The CEC recognized RTP as a potential solution to load and supply variability and rising costs in its January 10 action initiating a stakeholder study of load management. In response, California's IOUs called for "comprehensive pilot studies that fully assess the costs and benefits of real-time rates," in their March 16 CEC filing.
RTP would be especially effective at addressing the price volatility from California's variable supply and flexible load, said California Solar & Storage Association's Murtishaw.
Over 100,000 Oklahoma Gas and Electric residential customers and over 40,000 residential Illinois customers have opted in for RTP rates, Murtishaw replied to a July 17 CPUC ruling rejecting a 2019 San Diego Gas and Electric territory-wide RTP proposal.
Almost 1.1 million California customers voluntarily participate in demand response programs, which shows they can respond to price signals, Murtishaw added in Aug. 31 testimony proposing a scaled-back RTP pilot.
A pilot would show RTP's favorable impacts on load, utility costs and customer bills, and lead to investment in the needed enabling automated technologies and aggregation services, Murtishaw said. But without those technologies and services, limited California customer experience with real-time pricing will lead to doubts from regulators and resistance from utilities.
RTP is "not essential" but it can cost-effectively address California's steep demand peaks, high price volatility from variable and distributed renewables, and unpredictable emergencies, he added. And with further deployment of enabling technologies and services RTP "will be more viable."

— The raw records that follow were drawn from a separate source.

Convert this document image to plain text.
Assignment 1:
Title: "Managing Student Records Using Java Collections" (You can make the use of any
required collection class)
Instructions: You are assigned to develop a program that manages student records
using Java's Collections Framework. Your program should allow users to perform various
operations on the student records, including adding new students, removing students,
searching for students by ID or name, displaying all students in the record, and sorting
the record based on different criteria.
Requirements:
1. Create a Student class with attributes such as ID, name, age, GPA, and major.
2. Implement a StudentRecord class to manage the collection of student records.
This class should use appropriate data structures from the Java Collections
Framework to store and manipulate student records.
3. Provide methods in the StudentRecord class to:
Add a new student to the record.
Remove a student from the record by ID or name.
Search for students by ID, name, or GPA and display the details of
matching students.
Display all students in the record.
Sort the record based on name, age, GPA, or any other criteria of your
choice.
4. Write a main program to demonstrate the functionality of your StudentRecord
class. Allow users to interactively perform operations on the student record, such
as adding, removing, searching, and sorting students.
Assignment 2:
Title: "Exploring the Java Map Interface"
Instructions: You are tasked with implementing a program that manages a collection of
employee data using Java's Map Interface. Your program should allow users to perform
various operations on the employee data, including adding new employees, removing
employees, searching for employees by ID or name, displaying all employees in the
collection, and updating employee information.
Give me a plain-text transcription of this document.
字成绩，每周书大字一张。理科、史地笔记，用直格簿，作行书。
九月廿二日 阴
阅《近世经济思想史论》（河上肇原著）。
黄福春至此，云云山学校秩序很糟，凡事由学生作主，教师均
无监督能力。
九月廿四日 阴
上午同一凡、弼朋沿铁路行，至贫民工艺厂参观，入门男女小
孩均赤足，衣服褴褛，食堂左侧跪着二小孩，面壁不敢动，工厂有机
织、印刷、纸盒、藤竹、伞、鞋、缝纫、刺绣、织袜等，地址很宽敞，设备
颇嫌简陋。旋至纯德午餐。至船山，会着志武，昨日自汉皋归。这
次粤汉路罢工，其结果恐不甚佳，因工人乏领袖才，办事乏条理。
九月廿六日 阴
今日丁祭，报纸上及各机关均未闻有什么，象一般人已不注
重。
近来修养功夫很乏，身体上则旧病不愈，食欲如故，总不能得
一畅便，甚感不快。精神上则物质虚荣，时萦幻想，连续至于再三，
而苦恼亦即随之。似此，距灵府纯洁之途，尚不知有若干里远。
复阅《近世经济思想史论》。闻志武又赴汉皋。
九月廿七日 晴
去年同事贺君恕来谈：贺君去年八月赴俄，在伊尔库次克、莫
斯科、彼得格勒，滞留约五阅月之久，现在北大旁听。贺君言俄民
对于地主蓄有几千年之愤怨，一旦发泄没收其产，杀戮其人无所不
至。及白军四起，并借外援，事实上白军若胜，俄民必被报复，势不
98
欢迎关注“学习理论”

There is a next step in rate design evolution beyond RTP that may use those services and technologies to turn price signals around.
Subscriptions
A newer type of rate design could eventually include the full range of options, from Maryland's basic TOU design to California' real time rates, or allow more sophisticated pricing to be implemented by utility experts.
Rate design is evolving toward time-varying rates, NCCETC's Proudlove acknowledged. But "if the barriers to smart and enabling technologies and services are overcome, more customers might find the 'set it and forget it' simplicity of subscription rates more appealing, and utilities might be able to use them as effectively as other rate designs."
Advanced TOU rates with peak pricing features "probably are not for everybody," said Duke's Huber, who proposed one of the first modern subscription rates for U.S. electric utilities. "But why are utilities only sending price signals to consumers? Utilities ought to have the opportunity to receive price signals and learn from their customers' choices," he said.
Subscription rates recognize that some customers will allow utilities limited control of their usage if the utilities provide smart technologies they can pre-set to their preferences, he added. "Underlying subscription rates would be very sophisticated rate designs managed by utilities."
Utility experts could optimize supply and demand in response to wholesale market prices and meet customer needs with the full range of available resources more cost effectively than most residential customers, he said.
The energy transition will require "every demand- and supply-side solution we have, and rate design-enabled load flexibility will be a key tool," Huber said. "Customers who give utilities more control of their loads should benefit more financially for providing more system benefit, because key peak event days are very much 'Ask not what the grid can do for you, ask what you can do for the grid' events."